Etrafımızı fark etmemizde önemli bir noktada duran duyu organlarından biri olan kulak, temel olarak ses dalgalarını toplayıp beyne iletmekle görevlidir. Diğer canlılara kıyasla insanda kulağın yapısı, bu görevin gerçekleştirilmesini kolaylaştıracak şekilde değişimler geçirmiştir. Ses dalgalarının algılanması, işlenmesi ve beyne iletilmesinden sorumlu olan duyu organı kulak, üç temel katmandan oluşur: Dış kulak, orta kulak, iç kulak. Dış kulak, ses dalgalarının algılanıp titreşimlerin orta kulağa iletilmesinden sorumludur. Orta kulak, ses dalgalarının dış kulaktan iç kulağa iletilmesinde görevli olan bölümken iç kulak, sesin işlenip beyne iletilmesinin gerçekleştiği yerdir. Bütün bu katmanlara, katmanlarda görevli yapılara bakalım ve sesin dalga halinden duyum haline kadar aldığı yolu irdeleyelim.

Dış kulak, ses dalgalarını toplar ve orta kulağa iletir
Dış kulak, ses dalgalarını toplayarak diğer katmanlanlara iletmekle görevli katmandır. Anatomisine odaklanacak olursak dış kulak, “pinna” adı verilen kulak kepçesinden oluşur.

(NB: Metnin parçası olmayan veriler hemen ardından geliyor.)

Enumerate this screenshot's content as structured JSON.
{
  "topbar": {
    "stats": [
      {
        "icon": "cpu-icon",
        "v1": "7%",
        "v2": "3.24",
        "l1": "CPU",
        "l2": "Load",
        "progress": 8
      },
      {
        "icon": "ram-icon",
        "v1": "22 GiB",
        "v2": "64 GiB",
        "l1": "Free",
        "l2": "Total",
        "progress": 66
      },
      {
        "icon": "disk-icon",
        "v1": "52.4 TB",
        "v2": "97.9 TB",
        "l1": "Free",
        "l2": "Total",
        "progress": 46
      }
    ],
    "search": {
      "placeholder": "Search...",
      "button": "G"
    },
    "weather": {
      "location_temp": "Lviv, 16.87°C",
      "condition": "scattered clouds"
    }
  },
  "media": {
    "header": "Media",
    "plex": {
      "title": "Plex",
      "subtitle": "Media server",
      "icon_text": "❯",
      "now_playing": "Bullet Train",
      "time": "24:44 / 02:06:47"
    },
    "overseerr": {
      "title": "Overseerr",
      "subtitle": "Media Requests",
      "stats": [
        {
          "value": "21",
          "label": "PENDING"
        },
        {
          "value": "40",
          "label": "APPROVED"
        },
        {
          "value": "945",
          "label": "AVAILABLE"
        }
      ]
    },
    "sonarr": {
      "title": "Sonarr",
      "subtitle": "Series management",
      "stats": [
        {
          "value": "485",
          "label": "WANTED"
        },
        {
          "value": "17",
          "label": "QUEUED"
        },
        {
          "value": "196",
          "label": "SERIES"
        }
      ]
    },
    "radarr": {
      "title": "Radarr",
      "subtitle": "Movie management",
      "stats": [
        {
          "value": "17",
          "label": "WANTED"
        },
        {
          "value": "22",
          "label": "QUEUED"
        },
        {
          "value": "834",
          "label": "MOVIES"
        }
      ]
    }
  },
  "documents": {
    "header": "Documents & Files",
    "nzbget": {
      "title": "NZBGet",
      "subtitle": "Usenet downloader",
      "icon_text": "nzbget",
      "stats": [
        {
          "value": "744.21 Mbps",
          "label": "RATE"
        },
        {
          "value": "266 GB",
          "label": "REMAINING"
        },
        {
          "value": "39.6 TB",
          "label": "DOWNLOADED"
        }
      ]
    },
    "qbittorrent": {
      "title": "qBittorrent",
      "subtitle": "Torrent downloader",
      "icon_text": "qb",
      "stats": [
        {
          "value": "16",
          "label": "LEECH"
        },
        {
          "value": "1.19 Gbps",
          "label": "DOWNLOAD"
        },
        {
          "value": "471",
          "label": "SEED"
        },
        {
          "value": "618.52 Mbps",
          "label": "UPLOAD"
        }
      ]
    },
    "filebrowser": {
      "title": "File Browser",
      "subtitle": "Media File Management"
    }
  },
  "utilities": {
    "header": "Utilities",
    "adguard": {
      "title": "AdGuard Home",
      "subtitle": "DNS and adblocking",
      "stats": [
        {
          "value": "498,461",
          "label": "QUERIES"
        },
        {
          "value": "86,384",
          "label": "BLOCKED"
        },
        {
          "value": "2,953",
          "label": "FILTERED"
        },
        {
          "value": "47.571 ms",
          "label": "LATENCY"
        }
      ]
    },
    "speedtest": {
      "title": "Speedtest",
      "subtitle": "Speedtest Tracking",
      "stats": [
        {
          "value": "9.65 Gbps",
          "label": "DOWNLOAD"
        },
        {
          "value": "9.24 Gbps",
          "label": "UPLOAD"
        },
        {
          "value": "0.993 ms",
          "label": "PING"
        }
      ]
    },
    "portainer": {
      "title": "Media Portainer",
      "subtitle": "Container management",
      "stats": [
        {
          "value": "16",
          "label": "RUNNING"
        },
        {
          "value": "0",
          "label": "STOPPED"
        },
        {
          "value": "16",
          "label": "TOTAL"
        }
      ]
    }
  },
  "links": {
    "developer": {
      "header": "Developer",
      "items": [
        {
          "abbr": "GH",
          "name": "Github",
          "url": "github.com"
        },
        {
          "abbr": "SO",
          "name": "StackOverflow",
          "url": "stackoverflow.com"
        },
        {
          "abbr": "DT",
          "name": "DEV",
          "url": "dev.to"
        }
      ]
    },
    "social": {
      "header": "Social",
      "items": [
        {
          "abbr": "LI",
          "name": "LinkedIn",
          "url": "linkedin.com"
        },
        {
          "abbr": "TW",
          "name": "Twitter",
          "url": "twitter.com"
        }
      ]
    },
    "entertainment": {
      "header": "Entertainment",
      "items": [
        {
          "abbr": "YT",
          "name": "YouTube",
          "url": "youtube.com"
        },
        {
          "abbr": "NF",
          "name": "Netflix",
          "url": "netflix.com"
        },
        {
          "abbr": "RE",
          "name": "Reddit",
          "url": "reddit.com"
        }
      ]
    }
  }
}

Bu bölge kulağın temel olarak görünen tek bölgesidir. Bu bölge ses dalgalarıyla karşılaşan ilk katmandır ve sesi kulağın diğer bölgelerine iletmekle görevli bir huni gibi çalışır. Bu huni görevi olmazsa, ses dalgaları işitme kanalına daha doğrudan bir yol ile giriş yapar. Bu durum ise, seslerin duyulmasını ve anlaşılmasını zorlaştırır, ses dalgalarının bir kısmının kaybedilmesine neden olur. Pinna bölgesi, kulak içi ile kulağın dışı arasındaki basınç farkının dengelenmesinde iş görür. Temel olarak kulak içinde bulunan hava, dışarıdan daha yüksek basınca sahiptir. Çünkü kulak içinde bulunan hava sıkıştırılmıştır. O halde ses dalgalarının kulak içine giriş yapabilmesi için ses dalgalarının basıncı daha yüksek olmalıdır. Pinna tam da bu noktada görev alır ve ses dalgalarının kulağa girişini sağlayacak basınç düzenlemesini yapar. Pinna yapısının ardından ses dalgaları, kendilerini iç kulağa ulaştıracak olan kulak kanalı boyunca ilerler.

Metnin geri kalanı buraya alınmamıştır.